Follow-Up: the Argentina Adoption Case
In February, an Argentine couple and a military officer were being tried in court for falsifying papers and adopting the baby of a couple who were disappeared (see here). The case was unique in a number of ways, including the fact that the adopted child had taken the parents to court, and that it was the first time that a case involving illegal adoption of the babies of the "disappeared" in Argentina had arrived to the courts.

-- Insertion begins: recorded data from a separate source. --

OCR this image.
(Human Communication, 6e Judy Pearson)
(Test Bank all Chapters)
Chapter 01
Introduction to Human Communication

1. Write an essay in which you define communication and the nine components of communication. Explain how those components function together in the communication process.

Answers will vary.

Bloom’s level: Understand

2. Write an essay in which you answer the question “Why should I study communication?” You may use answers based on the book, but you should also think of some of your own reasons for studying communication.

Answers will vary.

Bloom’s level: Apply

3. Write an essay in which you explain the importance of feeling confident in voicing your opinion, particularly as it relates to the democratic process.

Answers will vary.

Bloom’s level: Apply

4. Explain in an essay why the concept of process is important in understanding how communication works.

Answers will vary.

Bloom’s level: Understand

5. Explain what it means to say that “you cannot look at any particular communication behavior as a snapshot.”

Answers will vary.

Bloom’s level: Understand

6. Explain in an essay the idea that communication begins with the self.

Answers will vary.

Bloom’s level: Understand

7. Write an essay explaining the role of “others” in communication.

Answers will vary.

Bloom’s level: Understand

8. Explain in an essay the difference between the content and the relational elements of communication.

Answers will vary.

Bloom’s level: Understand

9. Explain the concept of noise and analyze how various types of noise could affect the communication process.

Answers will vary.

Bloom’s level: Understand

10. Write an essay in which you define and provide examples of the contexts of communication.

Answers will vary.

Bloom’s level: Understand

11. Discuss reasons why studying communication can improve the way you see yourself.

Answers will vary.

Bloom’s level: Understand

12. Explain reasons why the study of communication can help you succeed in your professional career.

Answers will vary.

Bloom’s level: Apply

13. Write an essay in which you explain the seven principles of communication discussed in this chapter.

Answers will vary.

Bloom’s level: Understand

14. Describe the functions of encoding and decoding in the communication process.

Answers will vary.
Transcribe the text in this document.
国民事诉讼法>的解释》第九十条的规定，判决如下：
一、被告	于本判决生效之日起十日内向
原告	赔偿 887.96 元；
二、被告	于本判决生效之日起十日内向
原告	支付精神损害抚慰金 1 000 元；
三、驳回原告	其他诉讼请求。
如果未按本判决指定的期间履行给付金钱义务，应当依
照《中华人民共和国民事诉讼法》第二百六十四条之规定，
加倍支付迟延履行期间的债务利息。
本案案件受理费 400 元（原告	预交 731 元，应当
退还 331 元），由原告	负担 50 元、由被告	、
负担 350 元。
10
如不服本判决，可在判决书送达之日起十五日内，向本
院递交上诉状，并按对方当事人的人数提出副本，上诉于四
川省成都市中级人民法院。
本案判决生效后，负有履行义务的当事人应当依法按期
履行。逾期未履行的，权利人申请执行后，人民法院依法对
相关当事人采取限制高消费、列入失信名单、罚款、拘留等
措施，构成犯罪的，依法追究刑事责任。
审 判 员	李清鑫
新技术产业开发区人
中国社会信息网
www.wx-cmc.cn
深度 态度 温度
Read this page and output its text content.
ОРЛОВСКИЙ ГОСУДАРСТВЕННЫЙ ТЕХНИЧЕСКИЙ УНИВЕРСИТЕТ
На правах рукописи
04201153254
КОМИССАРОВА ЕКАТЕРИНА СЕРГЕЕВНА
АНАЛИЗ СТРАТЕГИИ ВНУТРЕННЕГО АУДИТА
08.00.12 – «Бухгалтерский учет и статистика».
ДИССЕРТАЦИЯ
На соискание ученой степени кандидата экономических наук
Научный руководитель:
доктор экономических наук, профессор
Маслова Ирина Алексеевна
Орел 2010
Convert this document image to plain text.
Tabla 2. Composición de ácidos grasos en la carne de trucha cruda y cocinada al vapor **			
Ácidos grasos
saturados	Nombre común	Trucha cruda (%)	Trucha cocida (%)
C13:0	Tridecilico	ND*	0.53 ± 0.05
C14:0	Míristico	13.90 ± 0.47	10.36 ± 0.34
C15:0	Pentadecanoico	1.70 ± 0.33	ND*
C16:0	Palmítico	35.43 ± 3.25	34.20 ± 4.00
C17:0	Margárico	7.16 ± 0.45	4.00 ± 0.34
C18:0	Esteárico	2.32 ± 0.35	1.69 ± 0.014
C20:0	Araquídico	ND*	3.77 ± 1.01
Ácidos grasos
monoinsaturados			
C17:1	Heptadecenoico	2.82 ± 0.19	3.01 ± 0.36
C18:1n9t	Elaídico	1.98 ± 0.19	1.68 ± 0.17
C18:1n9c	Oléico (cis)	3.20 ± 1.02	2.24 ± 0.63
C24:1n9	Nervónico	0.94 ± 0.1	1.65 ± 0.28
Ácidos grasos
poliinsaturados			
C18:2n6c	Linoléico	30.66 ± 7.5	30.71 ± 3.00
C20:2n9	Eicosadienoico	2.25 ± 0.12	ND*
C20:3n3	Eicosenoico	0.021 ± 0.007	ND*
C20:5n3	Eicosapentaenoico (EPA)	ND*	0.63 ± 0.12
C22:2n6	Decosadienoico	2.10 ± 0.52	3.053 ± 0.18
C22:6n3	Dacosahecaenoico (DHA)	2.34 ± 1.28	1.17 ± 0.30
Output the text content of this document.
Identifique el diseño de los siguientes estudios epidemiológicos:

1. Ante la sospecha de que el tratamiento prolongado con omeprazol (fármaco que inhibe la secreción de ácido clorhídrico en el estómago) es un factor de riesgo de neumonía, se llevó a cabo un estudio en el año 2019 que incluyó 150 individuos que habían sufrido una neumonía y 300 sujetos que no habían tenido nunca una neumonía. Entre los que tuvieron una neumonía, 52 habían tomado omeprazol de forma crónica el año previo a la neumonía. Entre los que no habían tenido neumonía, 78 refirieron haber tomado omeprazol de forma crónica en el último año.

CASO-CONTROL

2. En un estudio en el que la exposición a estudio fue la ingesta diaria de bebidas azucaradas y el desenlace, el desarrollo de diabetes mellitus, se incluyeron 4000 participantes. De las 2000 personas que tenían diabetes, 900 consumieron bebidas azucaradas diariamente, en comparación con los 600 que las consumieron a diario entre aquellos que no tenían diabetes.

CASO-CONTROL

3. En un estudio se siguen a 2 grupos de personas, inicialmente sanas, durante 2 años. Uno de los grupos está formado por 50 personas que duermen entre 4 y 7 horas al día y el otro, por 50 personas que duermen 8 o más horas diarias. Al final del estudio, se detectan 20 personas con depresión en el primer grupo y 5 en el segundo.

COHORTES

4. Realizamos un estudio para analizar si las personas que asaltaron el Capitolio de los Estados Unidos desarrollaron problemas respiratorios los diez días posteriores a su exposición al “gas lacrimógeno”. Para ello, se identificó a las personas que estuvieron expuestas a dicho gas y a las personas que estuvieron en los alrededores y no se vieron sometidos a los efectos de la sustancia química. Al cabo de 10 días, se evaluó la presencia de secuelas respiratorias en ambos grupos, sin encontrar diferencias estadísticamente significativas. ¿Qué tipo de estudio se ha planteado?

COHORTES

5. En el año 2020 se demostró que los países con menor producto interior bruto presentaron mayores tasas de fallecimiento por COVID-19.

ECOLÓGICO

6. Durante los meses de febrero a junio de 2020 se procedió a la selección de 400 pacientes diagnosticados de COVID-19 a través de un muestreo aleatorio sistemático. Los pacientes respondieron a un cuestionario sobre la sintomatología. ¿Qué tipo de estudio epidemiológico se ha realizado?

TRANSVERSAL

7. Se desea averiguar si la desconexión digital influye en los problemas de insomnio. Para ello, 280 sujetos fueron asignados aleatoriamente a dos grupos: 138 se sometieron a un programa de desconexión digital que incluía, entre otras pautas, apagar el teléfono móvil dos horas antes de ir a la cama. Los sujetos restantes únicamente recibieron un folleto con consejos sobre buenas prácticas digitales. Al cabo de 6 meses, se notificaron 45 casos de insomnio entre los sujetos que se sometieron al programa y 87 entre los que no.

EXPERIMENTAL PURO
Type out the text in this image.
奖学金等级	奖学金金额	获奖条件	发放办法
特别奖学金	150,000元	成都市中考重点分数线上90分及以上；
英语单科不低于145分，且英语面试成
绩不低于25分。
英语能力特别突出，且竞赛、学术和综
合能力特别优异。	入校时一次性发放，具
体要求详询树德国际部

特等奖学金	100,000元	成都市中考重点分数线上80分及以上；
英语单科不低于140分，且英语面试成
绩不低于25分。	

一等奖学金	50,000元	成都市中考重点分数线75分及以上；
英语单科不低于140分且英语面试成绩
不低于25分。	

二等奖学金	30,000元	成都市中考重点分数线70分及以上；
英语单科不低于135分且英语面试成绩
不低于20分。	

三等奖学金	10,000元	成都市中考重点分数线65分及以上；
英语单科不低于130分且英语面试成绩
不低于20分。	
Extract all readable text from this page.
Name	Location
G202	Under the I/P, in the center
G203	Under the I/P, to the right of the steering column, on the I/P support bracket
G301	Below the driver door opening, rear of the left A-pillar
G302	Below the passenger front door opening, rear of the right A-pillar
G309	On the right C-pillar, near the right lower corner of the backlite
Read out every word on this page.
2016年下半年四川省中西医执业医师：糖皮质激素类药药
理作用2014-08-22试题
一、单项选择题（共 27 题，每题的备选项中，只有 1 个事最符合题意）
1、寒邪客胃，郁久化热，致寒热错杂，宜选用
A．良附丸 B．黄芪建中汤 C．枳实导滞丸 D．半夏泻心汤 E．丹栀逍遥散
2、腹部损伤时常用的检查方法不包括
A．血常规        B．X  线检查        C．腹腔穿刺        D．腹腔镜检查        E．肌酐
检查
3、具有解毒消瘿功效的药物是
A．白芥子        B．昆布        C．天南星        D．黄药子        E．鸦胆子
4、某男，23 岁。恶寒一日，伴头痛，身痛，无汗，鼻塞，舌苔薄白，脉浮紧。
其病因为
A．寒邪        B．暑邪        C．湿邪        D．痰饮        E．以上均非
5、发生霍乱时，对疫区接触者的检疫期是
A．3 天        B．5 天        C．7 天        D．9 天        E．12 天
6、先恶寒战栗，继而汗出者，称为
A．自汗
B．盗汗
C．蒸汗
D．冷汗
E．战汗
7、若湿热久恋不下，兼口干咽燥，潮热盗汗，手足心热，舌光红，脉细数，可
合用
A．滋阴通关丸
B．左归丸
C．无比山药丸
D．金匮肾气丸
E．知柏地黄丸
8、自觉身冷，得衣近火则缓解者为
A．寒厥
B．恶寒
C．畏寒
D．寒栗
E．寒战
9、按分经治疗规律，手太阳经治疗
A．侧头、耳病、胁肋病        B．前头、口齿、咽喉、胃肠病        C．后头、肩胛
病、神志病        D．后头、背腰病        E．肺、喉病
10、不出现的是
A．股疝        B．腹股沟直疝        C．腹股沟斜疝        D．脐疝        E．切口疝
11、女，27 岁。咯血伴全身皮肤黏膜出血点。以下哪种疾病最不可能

Well, verdicts came down yesterday. Osvaldo Rivas and Maria Cristina Gomez, the parents, were found guilty and sentenced to 8 and 7 years prison, respectively, while the military officer who arranged the adoption, Capt. Enrique Berthier, received a 10-year sentence. As I commented in February, this case was and is unprecedented, and has set a new legal precedent for the adopted children of the disappeared (estimated to be 400 or so, with 90 having already discovered who their birth-parents were). I doubt every one of those 400 (and maybe none) will take their parents to court (as the article points out, civil cases can lead to criminal charges in Argentina). As for this particular case, I'm glad the army captain was sentenced for what he did, and if Sampallo wanted her adopted parents in court for their deeds, that's her prerogative. I don't know what the parents' intentions were when they adopted, but this is definitely a complicated scenario, and I wonder if it will really repeat itself that much more in Argentina.